Something that I have noticed, however, is that the ostensibly superficial difference in resolution between my backup monitor (1024×768) and my netbook monitor (1024×600) does actually have much more of a difference than that between my dead monitor and the one I am using right now. For some time, I have questioned the advantages of the extra horizontal pixels provided by widescreen monitors, particularly those with 16:9 aspect ratios, over the more limited horizontal space provided by a monitor with a 4:3 aspect ratio. I have rarely used a computer and wished for vastly more horizontal space; it is instead vertical space that is at a premium.
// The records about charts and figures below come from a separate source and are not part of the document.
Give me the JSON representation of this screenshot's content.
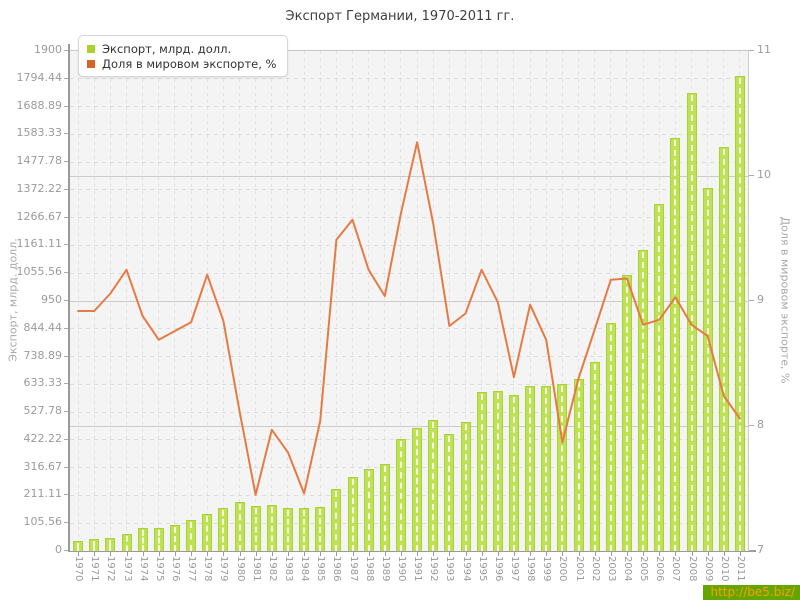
{
  "title": "Экспорт Германии, 1970-2011 гг.",
  "legend": {
    "items": [
      {
        "label": "Экспорт, млрд. долл.",
        "color": "#a9d22c"
      },
      {
        "label": "Доля в мировом экспорте, %",
        "color": "#d96327"
      }
    ]
  },
  "watermark": {
    "text": "http://be5.biz/",
    "bg_color": "#64a600",
    "text_color": "#ff9e00"
  },
  "chart_data": {
    "type": "bar",
    "title": "Экспорт Германии, 1970-2011 гг.",
    "categories": [
      "1970",
      "1971",
      "1972",
      "1973",
      "1974",
      "1975",
      "1976",
      "1977",
      "1978",
      "1979",
      "1980",
      "1981",
      "1982",
      "1983",
      "1984",
      "1985",
      "1986",
      "1987",
      "1988",
      "1989",
      "1990",
      "1991",
      "1992",
      "1993",
      "1994",
      "1995",
      "1996",
      "1997",
      "1998",
      "1999",
      "2000",
      "2001",
      "2002",
      "2003",
      "2004",
      "2005",
      "2006",
      "2007",
      "2008",
      "2009",
      "2010",
      "2011"
    ],
    "series": [
      {
        "name": "Экспорт, млрд. долл.",
        "type": "bar",
        "axis": "left",
        "color": "#bfe155",
        "values": [
          38,
          44,
          51,
          66,
          86,
          89,
          98,
          118,
          140,
          165,
          186,
          170,
          173,
          164,
          162,
          168,
          234,
          281,
          310,
          332,
          424,
          466,
          497,
          443,
          490,
          603,
          607,
          592,
          626,
          628,
          635,
          654,
          717,
          865,
          1050,
          1145,
          1320,
          1570,
          1740,
          1380,
          1535,
          1805
        ]
      },
      {
        "name": "Доля в мировом экспорте, %",
        "type": "line",
        "axis": "right",
        "color": "#e57b44",
        "values": [
          8.92,
          8.92,
          9.06,
          9.25,
          8.88,
          8.69,
          8.76,
          8.83,
          9.21,
          8.84,
          8.12,
          7.45,
          7.97,
          7.79,
          7.46,
          8.04,
          9.49,
          9.65,
          9.25,
          9.04,
          9.7,
          10.27,
          9.62,
          8.8,
          8.9,
          9.25,
          8.99,
          8.39,
          8.97,
          8.69,
          7.87,
          8.38,
          8.77,
          9.17,
          9.18,
          8.81,
          8.85,
          9.03,
          8.81,
          8.72,
          8.24,
          8.06
        ]
      }
    ],
    "left_axis": {
      "label": "Экспорт, млрд. долл.",
      "min": 0,
      "max": 1900,
      "tick_labels": [
        "0",
        "105.56",
        "211.11",
        "316.67",
        "422.22",
        "527.78",
        "633.33",
        "738.89",
        "844.44",
        "950",
        "1055.56",
        "1161.11",
        "1266.67",
        "1372.22",
        "1477.78",
        "1583.33",
        "1688.89",
        "1794.44",
        "1900"
      ]
    },
    "right_axis": {
      "label": "Доля в мировом экспорте, %",
      "min": 7,
      "max": 11,
      "tick_labels": [
        "7",
        "8",
        "9",
        "10",
        "11"
      ]
    },
    "grid": "dashed",
    "legend_position": "top-left"
  }
}
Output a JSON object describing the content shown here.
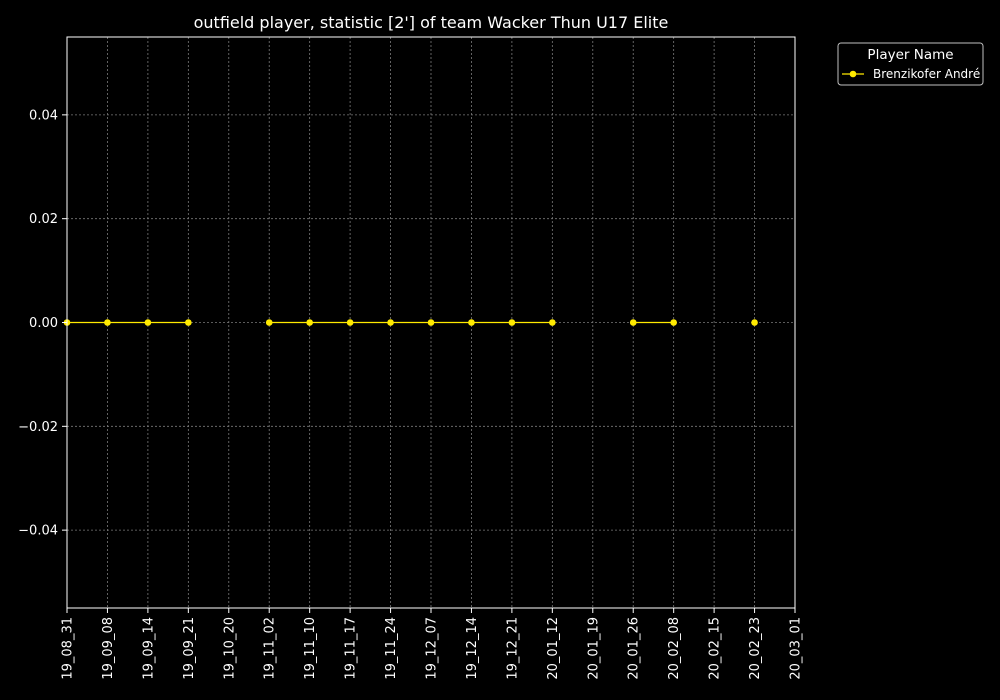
{
  "chart_data": {
    "type": "line",
    "title": "outfield player, statistic [2'] of team Wacker Thun U17 Elite",
    "xlabel": "",
    "ylabel": "",
    "x_ticks": [
      "19_08_31",
      "19_09_08",
      "19_09_14",
      "19_09_21",
      "19_10_20",
      "19_11_02",
      "19_11_10",
      "19_11_17",
      "19_11_24",
      "19_12_07",
      "19_12_14",
      "19_12_21",
      "20_01_12",
      "20_01_19",
      "20_01_26",
      "20_02_08",
      "20_02_15",
      "20_02_23",
      "20_03_01"
    ],
    "y_ticks": [
      "−0.04",
      "−0.02",
      "0.00",
      "0.02",
      "0.04"
    ],
    "y_tick_values": [
      -0.04,
      -0.02,
      0.0,
      0.02,
      0.04
    ],
    "ylim": [
      -0.055,
      0.055
    ],
    "grid": true,
    "legend": {
      "title": "Player Name",
      "placement": "outside-top-right"
    },
    "series": [
      {
        "name": "Brenzikofer André",
        "color": "#ffea00",
        "points": [
          {
            "x": "19_08_31",
            "y": 0
          },
          {
            "x": "19_09_08",
            "y": 0
          },
          {
            "x": "19_09_14",
            "y": 0
          },
          {
            "x": "19_09_21",
            "y": 0
          },
          {
            "x": "19_10_20",
            "y": null
          },
          {
            "x": "19_11_02",
            "y": 0
          },
          {
            "x": "19_11_10",
            "y": 0
          },
          {
            "x": "19_11_17",
            "y": 0
          },
          {
            "x": "19_11_24",
            "y": 0
          },
          {
            "x": "19_12_07",
            "y": 0
          },
          {
            "x": "19_12_14",
            "y": 0
          },
          {
            "x": "19_12_21",
            "y": 0
          },
          {
            "x": "20_01_12",
            "y": 0
          },
          {
            "x": "20_01_19",
            "y": null
          },
          {
            "x": "20_01_26",
            "y": 0
          },
          {
            "x": "20_02_08",
            "y": 0
          },
          {
            "x": "20_02_15",
            "y": null
          },
          {
            "x": "20_02_23",
            "y": 0
          },
          {
            "x": "20_03_01",
            "y": null
          }
        ]
      }
    ],
    "colors": {
      "background": "#000000",
      "foreground": "#ffffff",
      "grid": "#7a7a7a"
    }
  }
}
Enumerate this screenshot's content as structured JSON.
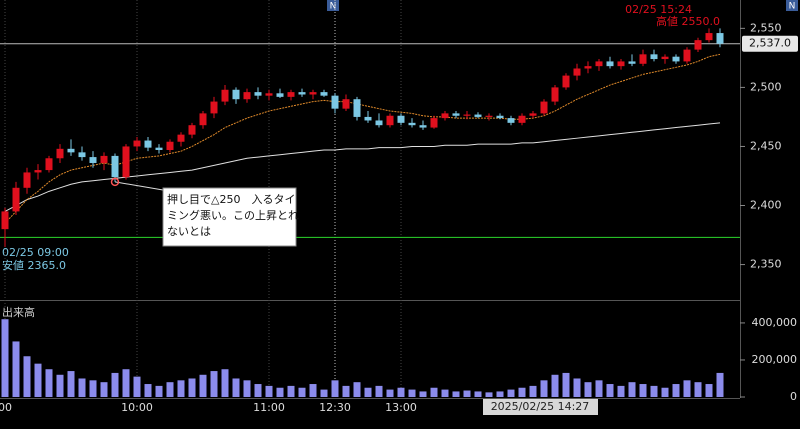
{
  "chart_data": {
    "type": "candlestick",
    "categories": [
      "00",
      null,
      null,
      null,
      null,
      null,
      null,
      null,
      null,
      null,
      null,
      null,
      "10:00",
      null,
      null,
      null,
      null,
      null,
      null,
      null,
      null,
      null,
      null,
      null,
      "11:00",
      null,
      null,
      null,
      null,
      null,
      "12:30",
      null,
      null,
      null,
      null,
      null,
      "13:00",
      null,
      null,
      null,
      null,
      null,
      null,
      null,
      null,
      null,
      null,
      null,
      null,
      null,
      null,
      null,
      null,
      null,
      null,
      null,
      null,
      null,
      null,
      null,
      null,
      null,
      null,
      null,
      null,
      null
    ],
    "open": [
      2380,
      2395,
      2415,
      2428,
      2430,
      2440,
      2448,
      2445,
      2441,
      2436,
      2442,
      2424,
      2450,
      2455,
      2449,
      2447,
      2454,
      2460,
      2468,
      2478,
      2488,
      2498,
      2490,
      2496,
      2493,
      2495,
      2492,
      2496,
      2494,
      2496,
      2493,
      2482,
      2490,
      2475,
      2472,
      2468,
      2476,
      2470,
      2468,
      2466,
      2474,
      2478,
      2476,
      2477,
      2475,
      2476,
      2474,
      2470,
      2476,
      2478,
      2488,
      2500,
      2510,
      2516,
      2518,
      2522,
      2518,
      2522,
      2520,
      2528,
      2524,
      2526,
      2522,
      2532,
      2540,
      2546
    ],
    "high": [
      2398,
      2420,
      2432,
      2435,
      2442,
      2452,
      2456,
      2450,
      2446,
      2445,
      2444,
      2452,
      2458,
      2458,
      2452,
      2456,
      2462,
      2470,
      2480,
      2492,
      2502,
      2500,
      2499,
      2500,
      2498,
      2499,
      2498,
      2499,
      2498,
      2498,
      2495,
      2494,
      2492,
      2480,
      2478,
      2478,
      2478,
      2474,
      2472,
      2476,
      2480,
      2480,
      2480,
      2479,
      2478,
      2478,
      2476,
      2478,
      2480,
      2490,
      2502,
      2512,
      2520,
      2522,
      2524,
      2526,
      2524,
      2528,
      2532,
      2532,
      2528,
      2528,
      2534,
      2542,
      2550,
      2550
    ],
    "low": [
      2365,
      2392,
      2410,
      2422,
      2428,
      2436,
      2442,
      2438,
      2432,
      2430,
      2420,
      2422,
      2446,
      2446,
      2444,
      2445,
      2450,
      2457,
      2465,
      2474,
      2485,
      2486,
      2487,
      2490,
      2489,
      2491,
      2489,
      2492,
      2490,
      2492,
      2478,
      2480,
      2472,
      2470,
      2466,
      2466,
      2468,
      2466,
      2464,
      2465,
      2472,
      2474,
      2473,
      2474,
      2472,
      2473,
      2468,
      2468,
      2474,
      2476,
      2485,
      2498,
      2506,
      2512,
      2514,
      2516,
      2515,
      2518,
      2518,
      2522,
      2520,
      2520,
      2520,
      2530,
      2538,
      2534
    ],
    "close": [
      2395,
      2415,
      2428,
      2430,
      2440,
      2448,
      2445,
      2441,
      2436,
      2442,
      2424,
      2450,
      2455,
      2449,
      2447,
      2454,
      2460,
      2468,
      2478,
      2488,
      2498,
      2490,
      2496,
      2493,
      2495,
      2492,
      2496,
      2494,
      2496,
      2493,
      2482,
      2490,
      2475,
      2472,
      2468,
      2476,
      2470,
      2468,
      2466,
      2474,
      2478,
      2476,
      2477,
      2475,
      2476,
      2474,
      2470,
      2476,
      2478,
      2488,
      2500,
      2510,
      2516,
      2518,
      2522,
      2518,
      2522,
      2520,
      2528,
      2524,
      2526,
      2522,
      2532,
      2540,
      2546,
      2537
    ],
    "up_color": "#e0101e",
    "down_color": "#7cc8e4",
    "moving_averages": [
      {
        "color": "#e0e0e0",
        "values": [
          2395,
          2400,
          2405,
          2408,
          2412,
          2415,
          2418,
          2420,
          2421,
          2422,
          2423,
          2424,
          2425,
          2426,
          2427,
          2428,
          2429,
          2430,
          2432,
          2434,
          2436,
          2438,
          2440,
          2441,
          2442,
          2443,
          2444,
          2445,
          2446,
          2447,
          2447,
          2448,
          2448,
          2448,
          2449,
          2449,
          2449,
          2450,
          2450,
          2450,
          2451,
          2451,
          2451,
          2452,
          2452,
          2452,
          2452,
          2453,
          2453,
          2454,
          2455,
          2456,
          2457,
          2458,
          2459,
          2460,
          2461,
          2462,
          2463,
          2464,
          2465,
          2466,
          2467,
          2468,
          2469,
          2470
        ]
      },
      {
        "color": "#e08a2a",
        "values": [
          2385,
          2395,
          2405,
          2412,
          2420,
          2426,
          2430,
          2432,
          2434,
          2436,
          2434,
          2437,
          2440,
          2441,
          2442,
          2444,
          2446,
          2450,
          2455,
          2460,
          2466,
          2470,
          2474,
          2477,
          2480,
          2482,
          2484,
          2486,
          2488,
          2489,
          2488,
          2488,
          2486,
          2484,
          2482,
          2480,
          2479,
          2478,
          2476,
          2475,
          2475,
          2474,
          2474,
          2474,
          2474,
          2474,
          2473,
          2473,
          2474,
          2476,
          2480,
          2485,
          2490,
          2494,
          2498,
          2502,
          2505,
          2508,
          2511,
          2513,
          2515,
          2517,
          2519,
          2522,
          2526,
          2528
        ]
      }
    ],
    "ylim": [
      2320,
      2574
    ],
    "yticks": [
      {
        "value": 2350,
        "label": "2,350"
      },
      {
        "value": 2400,
        "label": "2,400"
      },
      {
        "value": 2450,
        "label": "2,450"
      },
      {
        "value": 2500,
        "label": "2,500"
      },
      {
        "value": 2550,
        "label": "2,550"
      }
    ],
    "last_price": {
      "value": 2537.0,
      "label": "2,537.0"
    },
    "horizontal_line": {
      "value": 2373,
      "color": "#2bd62b"
    },
    "high_info": {
      "time": "02/25 15:24",
      "label": "高値 2550.0"
    },
    "low_info": {
      "time": "02/25 09:00",
      "label": "安値 2365.0"
    },
    "annotation": {
      "lines": [
        "押し目で△250　入るタイ",
        "ミング悪い。この上昇とれ",
        "ないとは"
      ]
    },
    "cursor_label": "2025/02/25 14:27",
    "news_marker": "N",
    "volume": {
      "label": "出来高",
      "color": "#8c8cec",
      "values": [
        420000,
        300000,
        220000,
        180000,
        150000,
        120000,
        140000,
        100000,
        90000,
        80000,
        130000,
        150000,
        110000,
        70000,
        60000,
        80000,
        90000,
        100000,
        120000,
        140000,
        150000,
        100000,
        90000,
        70000,
        60000,
        50000,
        60000,
        50000,
        70000,
        40000,
        90000,
        60000,
        80000,
        50000,
        60000,
        40000,
        50000,
        40000,
        30000,
        50000,
        40000,
        30000,
        35000,
        30000,
        25000,
        30000,
        40000,
        50000,
        60000,
        90000,
        120000,
        130000,
        100000,
        80000,
        90000,
        70000,
        60000,
        80000,
        70000,
        60000,
        50000,
        70000,
        90000,
        80000,
        70000,
        130000
      ],
      "ylim": [
        0,
        513000
      ],
      "yticks": [
        0,
        {
          "value": 200000,
          "label": "200,000"
        },
        {
          "value": 400000,
          "label": "400,000"
        }
      ]
    }
  }
}
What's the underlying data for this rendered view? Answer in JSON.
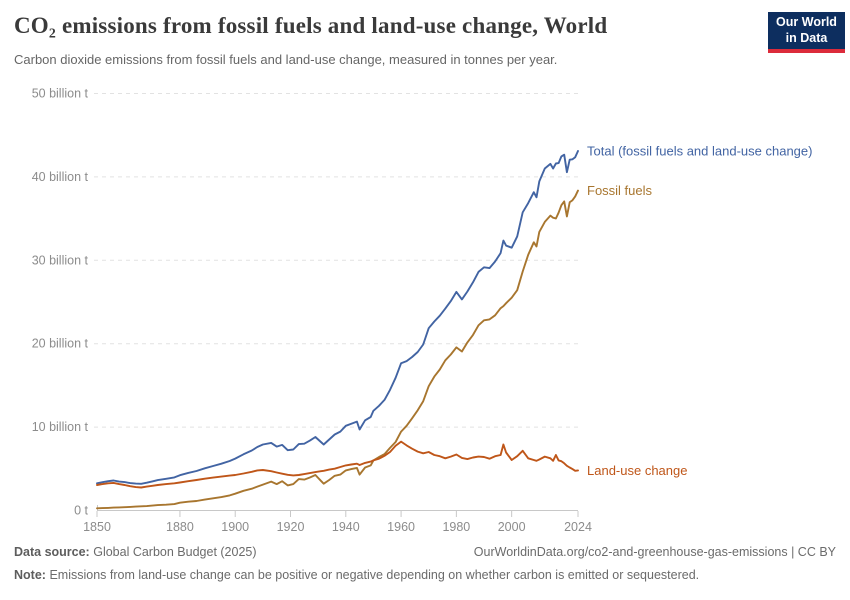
{
  "logo": {
    "line1": "Our World",
    "line2": "in Data",
    "bg_color": "#0d2e5f",
    "accent_color": "#dc2b3b"
  },
  "footer": {
    "source_label": "Data source:",
    "source_value": "Global Carbon Budget (2025)",
    "link": "OurWorldinData.org/co2-and-greenhouse-gas-emissions | CC BY",
    "note_label": "Note:",
    "note_value": "Emissions from land-use change can be positive or negative depending on whether carbon is emitted or sequestered."
  },
  "chart_data": {
    "type": "line",
    "title": "CO₂ emissions from fossil fuels and land-use change, World",
    "subtitle": "Carbon dioxide emissions from fossil fuels and land-use change, measured in tonnes per year.",
    "unit": "billion tonnes of CO₂ per year",
    "xlim": [
      1850,
      2024
    ],
    "ylim": [
      0,
      50
    ],
    "x_ticks": [
      1850,
      1880,
      1900,
      1920,
      1940,
      1960,
      1980,
      2000,
      2024
    ],
    "y_ticks": [
      0,
      10,
      20,
      30,
      40,
      50
    ],
    "y_tick_labels": [
      "0 t",
      "10 billion t",
      "20 billion t",
      "30 billion t",
      "40 billion t",
      "50 billion t"
    ],
    "grid": "horizontal-dashed",
    "legend_position": "end-of-line-labels",
    "axis_text_color": "#8c8c8c",
    "grid_color": "#e2e2e2",
    "axis_line_color": "#c8c8c8",
    "x": [
      1850,
      1852,
      1854,
      1856,
      1858,
      1860,
      1862,
      1864,
      1866,
      1868,
      1870,
      1872,
      1875,
      1878,
      1880,
      1883,
      1886,
      1889,
      1892,
      1895,
      1898,
      1900,
      1903,
      1906,
      1908,
      1910,
      1913,
      1915,
      1917,
      1919,
      1921,
      1923,
      1925,
      1927,
      1929,
      1931,
      1932,
      1934,
      1936,
      1938,
      1940,
      1942,
      1944,
      1945,
      1947,
      1949,
      1950,
      1952,
      1954,
      1956,
      1958,
      1960,
      1962,
      1964,
      1966,
      1968,
      1970,
      1972,
      1974,
      1976,
      1978,
      1980,
      1982,
      1984,
      1986,
      1988,
      1990,
      1992,
      1994,
      1996,
      1997,
      1998,
      2000,
      2002,
      2004,
      2006,
      2008,
      2009,
      2010,
      2012,
      2014,
      2015,
      2016,
      2017,
      2018,
      2019,
      2020,
      2021,
      2022,
      2023,
      2024
    ],
    "series": [
      {
        "name": "Total (fossil fuels and land-use change)",
        "color": "#4264a3",
        "values": [
          3.2,
          3.33,
          3.45,
          3.54,
          3.41,
          3.34,
          3.22,
          3.16,
          3.14,
          3.27,
          3.43,
          3.59,
          3.74,
          3.91,
          4.17,
          4.45,
          4.68,
          5.0,
          5.28,
          5.55,
          5.87,
          6.16,
          6.68,
          7.13,
          7.55,
          7.85,
          8.05,
          7.6,
          7.8,
          7.17,
          7.25,
          7.9,
          7.95,
          8.32,
          8.75,
          8.15,
          7.85,
          8.45,
          9.05,
          9.4,
          10.1,
          10.35,
          10.6,
          9.65,
          10.75,
          11.15,
          11.9,
          12.5,
          13.2,
          14.4,
          15.85,
          17.6,
          17.85,
          18.35,
          18.95,
          19.85,
          21.8,
          22.6,
          23.3,
          24.15,
          25.05,
          26.15,
          25.25,
          26.2,
          27.3,
          28.55,
          29.1,
          29.0,
          29.8,
          30.8,
          32.3,
          31.7,
          31.45,
          32.8,
          35.7,
          36.8,
          38.1,
          37.5,
          39.4,
          40.95,
          41.5,
          40.95,
          41.55,
          41.6,
          42.4,
          42.6,
          40.5,
          42.0,
          42.05,
          42.3,
          43.05
        ]
      },
      {
        "name": "Fossil fuels",
        "color": "#a8762f",
        "values": [
          0.2,
          0.23,
          0.25,
          0.29,
          0.31,
          0.34,
          0.37,
          0.41,
          0.44,
          0.47,
          0.53,
          0.59,
          0.64,
          0.71,
          0.87,
          1.0,
          1.08,
          1.25,
          1.4,
          1.55,
          1.75,
          1.96,
          2.3,
          2.55,
          2.8,
          3.05,
          3.4,
          3.1,
          3.45,
          2.95,
          3.1,
          3.7,
          3.65,
          3.9,
          4.2,
          3.5,
          3.15,
          3.6,
          4.1,
          4.25,
          4.75,
          4.9,
          5.05,
          4.25,
          5.1,
          5.35,
          5.95,
          6.35,
          6.7,
          7.45,
          8.15,
          9.4,
          10.1,
          11.0,
          11.95,
          13.05,
          14.85,
          16.0,
          16.85,
          17.95,
          18.65,
          19.5,
          19.0,
          20.1,
          21.0,
          22.15,
          22.75,
          22.85,
          23.35,
          24.2,
          24.45,
          24.8,
          25.45,
          26.35,
          28.6,
          30.6,
          32.1,
          31.6,
          33.35,
          34.55,
          35.3,
          35.05,
          34.95,
          35.65,
          36.55,
          37.0,
          35.2,
          36.9,
          37.15,
          37.6,
          38.3
        ]
      },
      {
        "name": "Land-use change",
        "color": "#bf5619",
        "values": [
          3.0,
          3.1,
          3.2,
          3.25,
          3.1,
          3.0,
          2.85,
          2.75,
          2.7,
          2.8,
          2.9,
          3.0,
          3.1,
          3.2,
          3.3,
          3.45,
          3.6,
          3.75,
          3.88,
          4.0,
          4.12,
          4.2,
          4.38,
          4.58,
          4.75,
          4.8,
          4.65,
          4.5,
          4.35,
          4.22,
          4.15,
          4.2,
          4.3,
          4.42,
          4.55,
          4.65,
          4.7,
          4.85,
          4.95,
          5.15,
          5.35,
          5.45,
          5.55,
          5.4,
          5.65,
          5.8,
          5.95,
          6.15,
          6.5,
          6.95,
          7.7,
          8.2,
          7.75,
          7.35,
          7.0,
          6.8,
          6.95,
          6.6,
          6.45,
          6.2,
          6.4,
          6.65,
          6.25,
          6.1,
          6.3,
          6.4,
          6.35,
          6.15,
          6.45,
          6.6,
          7.85,
          6.9,
          6.0,
          6.45,
          7.1,
          6.2,
          6.0,
          5.9,
          6.05,
          6.4,
          6.2,
          5.9,
          6.6,
          5.95,
          5.85,
          5.6,
          5.3,
          5.1,
          4.9,
          4.7,
          4.75
        ]
      }
    ]
  }
}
While I recognise that you can rotate the screen display on many modern operating systems such that the vertical axis lines up with the longest side of the monitor, it still makes me wonder why exactly the horizontal axis is given such high priority.

I understand that some of it is to do with media consumption, including movies and television programs. Those aren’t, however, activities which take up most of my time on a computer. Most of my activities instead involve reading or writing things in one of many text formats – types of formats which benefit from substantially narrower viewing angles than watching movies or television programs. What’s more, coming back to the difference between my backup monitor and my netbook, the 1024×600 resolution of my netbook, along with its small screen size, provides limitations on using my netbook as a video consumption device anyway. The extra 168 vertical pixels per column would have come in very handy with my netbook, but instead, it’s lumbered with a 16:9 aspect ratio when it neither needs nor benefits from it.

Until my dead monitor gave up the ghost, I had considered holding off on buying a new monitor until 16:10 aspect ratios became more affordable. Unfortunately, this looks like it won’t ever happen; such monitors look like they have become decidedly niche devices. Instead, I will replace my monitor with a more affordable 16:9 monitor, but I still doubt that actually having a widescreen monitor will give me an incentive to find additional uses for the extra horizontal resolution.